Het morele belang van gezondheidszorg is vooral gelegen in maatschappelijke participatie. Dit houdt in dat iedereen gelijke toegang dient te hebben tot noodzakelijke zorg. Om ervoor te zorgen dat iedereen gelijke toegang heeft kennen we in Nederland een sociale ziektekostenverzekering die gebaseerd is op het beginsel van solidariteit. Men maakt eigen belangen ten dele ondergeschikt aan de belangen van anderen in de samenleving waarvan men deel uitmaakt. Wat betreft de gezondheidszorg betekent dit dat de sterken de zwakken steunen wat betreft de toegang tot een zorgverzekering. Met het begrip solidariteit probeert men een gelijke toegang te garanderen voor alle burgers, onafhankelijk van inkomen of gezondheidsrisico (inkomens- en risicosolidariteit).
In Europa is er een toenemende privatisering van de gezondheidszorgverzekeringen. Ten gevolge van schaarste aan middelen proberen nationale regeringen de inhoud terug te brengen en wordt toegang tot bepaalde zorgvoorzieningen van het basispakket beperkt.

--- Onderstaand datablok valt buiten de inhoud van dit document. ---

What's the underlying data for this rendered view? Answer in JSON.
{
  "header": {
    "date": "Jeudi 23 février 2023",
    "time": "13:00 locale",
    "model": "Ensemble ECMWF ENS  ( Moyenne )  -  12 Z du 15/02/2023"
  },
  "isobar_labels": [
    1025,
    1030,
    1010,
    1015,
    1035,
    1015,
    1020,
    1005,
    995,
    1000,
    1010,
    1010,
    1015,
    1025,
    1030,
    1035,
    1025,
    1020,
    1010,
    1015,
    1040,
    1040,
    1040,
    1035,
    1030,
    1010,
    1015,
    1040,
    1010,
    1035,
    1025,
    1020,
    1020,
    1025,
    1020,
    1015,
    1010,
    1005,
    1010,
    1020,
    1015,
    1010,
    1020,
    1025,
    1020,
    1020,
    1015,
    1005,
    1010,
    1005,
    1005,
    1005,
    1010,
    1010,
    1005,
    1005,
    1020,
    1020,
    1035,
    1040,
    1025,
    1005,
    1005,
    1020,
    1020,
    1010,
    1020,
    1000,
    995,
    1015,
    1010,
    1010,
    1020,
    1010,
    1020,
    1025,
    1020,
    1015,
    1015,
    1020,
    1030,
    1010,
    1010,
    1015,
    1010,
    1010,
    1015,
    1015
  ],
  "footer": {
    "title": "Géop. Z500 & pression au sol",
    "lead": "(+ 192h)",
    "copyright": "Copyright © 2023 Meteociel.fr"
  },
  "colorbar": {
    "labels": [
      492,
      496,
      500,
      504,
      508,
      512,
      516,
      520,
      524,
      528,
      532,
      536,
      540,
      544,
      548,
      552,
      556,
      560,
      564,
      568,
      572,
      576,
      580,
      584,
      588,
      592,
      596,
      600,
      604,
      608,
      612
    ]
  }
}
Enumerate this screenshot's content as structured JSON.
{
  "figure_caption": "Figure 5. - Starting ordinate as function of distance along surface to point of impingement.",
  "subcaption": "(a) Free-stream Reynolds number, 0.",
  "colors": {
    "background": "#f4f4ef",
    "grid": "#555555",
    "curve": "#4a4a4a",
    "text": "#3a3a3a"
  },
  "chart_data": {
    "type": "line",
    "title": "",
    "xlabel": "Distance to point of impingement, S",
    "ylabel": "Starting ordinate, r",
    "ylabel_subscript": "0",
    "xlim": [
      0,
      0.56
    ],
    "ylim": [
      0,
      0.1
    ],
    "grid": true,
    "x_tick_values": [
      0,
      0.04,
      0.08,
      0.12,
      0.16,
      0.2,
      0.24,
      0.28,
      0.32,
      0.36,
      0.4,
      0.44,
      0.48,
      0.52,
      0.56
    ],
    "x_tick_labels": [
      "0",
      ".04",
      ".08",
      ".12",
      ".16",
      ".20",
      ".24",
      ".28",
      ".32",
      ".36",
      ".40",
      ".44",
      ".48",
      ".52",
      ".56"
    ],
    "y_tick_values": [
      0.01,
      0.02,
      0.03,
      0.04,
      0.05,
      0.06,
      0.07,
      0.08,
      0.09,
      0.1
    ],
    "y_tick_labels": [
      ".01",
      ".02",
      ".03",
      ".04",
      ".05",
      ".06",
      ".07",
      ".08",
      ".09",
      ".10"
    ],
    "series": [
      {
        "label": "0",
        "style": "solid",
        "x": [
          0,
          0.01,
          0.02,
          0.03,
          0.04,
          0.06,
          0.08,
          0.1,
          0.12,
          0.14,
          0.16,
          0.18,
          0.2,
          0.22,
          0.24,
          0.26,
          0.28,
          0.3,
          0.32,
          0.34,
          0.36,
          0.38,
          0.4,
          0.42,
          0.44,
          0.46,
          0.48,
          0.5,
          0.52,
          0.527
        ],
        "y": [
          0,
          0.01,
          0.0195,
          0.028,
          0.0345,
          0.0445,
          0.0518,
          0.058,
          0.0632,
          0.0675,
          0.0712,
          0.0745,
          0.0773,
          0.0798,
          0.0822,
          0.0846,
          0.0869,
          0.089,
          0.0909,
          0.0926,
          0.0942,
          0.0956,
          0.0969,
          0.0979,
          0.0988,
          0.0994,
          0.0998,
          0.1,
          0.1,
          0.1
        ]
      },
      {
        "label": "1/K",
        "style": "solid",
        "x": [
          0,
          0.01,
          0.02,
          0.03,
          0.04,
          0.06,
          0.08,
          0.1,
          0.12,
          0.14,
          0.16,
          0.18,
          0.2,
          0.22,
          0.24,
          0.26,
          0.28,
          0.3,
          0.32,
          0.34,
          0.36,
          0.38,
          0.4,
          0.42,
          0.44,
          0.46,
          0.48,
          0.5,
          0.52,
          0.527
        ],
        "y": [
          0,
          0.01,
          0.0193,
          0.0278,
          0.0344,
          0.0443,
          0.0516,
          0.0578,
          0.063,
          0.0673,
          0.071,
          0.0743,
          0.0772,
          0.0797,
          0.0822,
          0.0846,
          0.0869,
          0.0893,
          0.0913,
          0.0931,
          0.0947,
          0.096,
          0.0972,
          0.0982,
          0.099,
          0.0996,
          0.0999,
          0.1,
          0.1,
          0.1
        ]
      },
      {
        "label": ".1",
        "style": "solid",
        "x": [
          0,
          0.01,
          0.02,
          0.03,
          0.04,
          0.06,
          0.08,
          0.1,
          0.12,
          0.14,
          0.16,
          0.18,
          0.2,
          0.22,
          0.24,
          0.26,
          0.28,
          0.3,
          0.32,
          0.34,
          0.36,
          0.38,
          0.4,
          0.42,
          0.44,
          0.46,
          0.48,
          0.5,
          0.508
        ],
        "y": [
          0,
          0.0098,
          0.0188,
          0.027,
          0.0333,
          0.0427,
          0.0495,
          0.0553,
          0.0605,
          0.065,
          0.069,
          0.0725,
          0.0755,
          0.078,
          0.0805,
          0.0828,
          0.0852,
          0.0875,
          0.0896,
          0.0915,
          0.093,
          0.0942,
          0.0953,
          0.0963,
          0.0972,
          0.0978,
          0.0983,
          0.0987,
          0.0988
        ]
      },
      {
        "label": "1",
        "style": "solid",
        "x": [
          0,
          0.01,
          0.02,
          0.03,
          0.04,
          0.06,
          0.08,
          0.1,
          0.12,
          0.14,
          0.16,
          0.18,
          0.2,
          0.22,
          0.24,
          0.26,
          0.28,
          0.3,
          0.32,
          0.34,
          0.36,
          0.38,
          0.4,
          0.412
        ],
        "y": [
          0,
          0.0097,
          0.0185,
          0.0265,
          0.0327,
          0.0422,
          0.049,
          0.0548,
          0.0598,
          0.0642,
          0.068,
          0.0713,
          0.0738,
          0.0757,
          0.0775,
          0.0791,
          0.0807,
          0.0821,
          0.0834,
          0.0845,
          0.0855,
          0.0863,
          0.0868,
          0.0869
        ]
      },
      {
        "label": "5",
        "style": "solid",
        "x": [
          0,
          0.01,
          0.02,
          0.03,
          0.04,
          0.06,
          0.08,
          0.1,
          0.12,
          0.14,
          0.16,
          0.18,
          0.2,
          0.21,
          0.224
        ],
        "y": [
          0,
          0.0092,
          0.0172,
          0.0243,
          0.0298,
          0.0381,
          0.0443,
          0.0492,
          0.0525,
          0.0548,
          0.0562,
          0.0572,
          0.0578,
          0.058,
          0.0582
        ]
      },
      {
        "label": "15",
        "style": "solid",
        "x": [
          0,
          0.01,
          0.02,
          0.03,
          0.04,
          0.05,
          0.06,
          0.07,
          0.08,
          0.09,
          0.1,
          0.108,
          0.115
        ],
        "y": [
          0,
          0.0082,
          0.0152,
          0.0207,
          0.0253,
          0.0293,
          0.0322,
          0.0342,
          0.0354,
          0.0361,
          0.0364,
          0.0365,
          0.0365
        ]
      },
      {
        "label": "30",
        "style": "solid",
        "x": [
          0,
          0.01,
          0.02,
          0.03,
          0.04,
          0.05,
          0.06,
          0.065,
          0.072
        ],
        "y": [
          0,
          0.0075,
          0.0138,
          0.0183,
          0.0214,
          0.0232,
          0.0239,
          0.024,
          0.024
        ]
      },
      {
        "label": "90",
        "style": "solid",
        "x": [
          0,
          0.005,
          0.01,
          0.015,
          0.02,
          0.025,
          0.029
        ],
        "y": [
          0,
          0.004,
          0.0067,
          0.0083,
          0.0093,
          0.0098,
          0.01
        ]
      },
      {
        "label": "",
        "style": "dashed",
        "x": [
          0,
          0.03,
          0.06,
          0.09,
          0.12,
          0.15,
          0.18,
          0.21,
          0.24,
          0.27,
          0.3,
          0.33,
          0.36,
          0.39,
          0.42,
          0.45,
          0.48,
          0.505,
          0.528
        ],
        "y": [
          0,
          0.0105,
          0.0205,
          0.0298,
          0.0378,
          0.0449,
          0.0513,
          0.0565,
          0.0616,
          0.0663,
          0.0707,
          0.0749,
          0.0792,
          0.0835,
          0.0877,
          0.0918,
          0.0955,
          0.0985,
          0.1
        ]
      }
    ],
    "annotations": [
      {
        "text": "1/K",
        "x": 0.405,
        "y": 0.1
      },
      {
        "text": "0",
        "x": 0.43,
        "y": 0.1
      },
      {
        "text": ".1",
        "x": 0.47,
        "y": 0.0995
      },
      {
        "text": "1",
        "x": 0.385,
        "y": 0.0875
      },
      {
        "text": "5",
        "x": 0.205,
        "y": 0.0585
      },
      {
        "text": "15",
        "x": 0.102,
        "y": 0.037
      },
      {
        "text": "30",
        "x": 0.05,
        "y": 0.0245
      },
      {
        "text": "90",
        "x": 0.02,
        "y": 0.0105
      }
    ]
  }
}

Als de trend zich voortzet zal de aanvullende verzekering een steeds groter deel van de gezondheidskosten voor haar rekening gaan nemen, hetgeen betekent dat er een verschuiving zal plaatsvinden van collectieve naar private verantwoordelijkheid.

Het feit dat iedereen recht heeft op een bepaald minimum aan zorg sluit niet uit dat sommigen individuen die over voldoende financiële middelen beschikken boven dit minimum voor zichzelf een aantal extra voorzieningen kopen. Gelijke toegang tot de zorg is niet hetzelfde als gelijkheid in zorg.

 

Solidariteit betekent opkomen voor en bescherming van de ander. Deze humanitaire solidariteit neemt de zorg voor het bestaan van de ander over, waar die ander niet langer in die zorg kan voorzien (dementerenden, verstandelijk gehandicapten, psychiatrische patiënten).

De stelling dat iedereen recht heeft op een noodzakelijk minimum aan zorg roept de vraag op hoe dit minimum is samengesteld. Meten we uitgegaan van de behoeften aan medische zorg of is het beter dit te bekijken door middel van het bepalen van de grootste gezondheidswinst?
Een belangrijk argument tegen het behoeftemodel is het onbeperkte en onuitputtelijke karakter van individuele behoeften, waarnaast behoeften ook nog uiterst gebonden zijn aan de mening van de mens. De grens tussen subjectieve en objectieve behoeften is afhankelijk van individuele omstandigheden (een neuscorrectie vanwege een esthetische wens, ‘lelijk’, versus het uiterlijk nodig hebben voor broodwinning bij werk als bijvoorbeeld een televisiepresentator?).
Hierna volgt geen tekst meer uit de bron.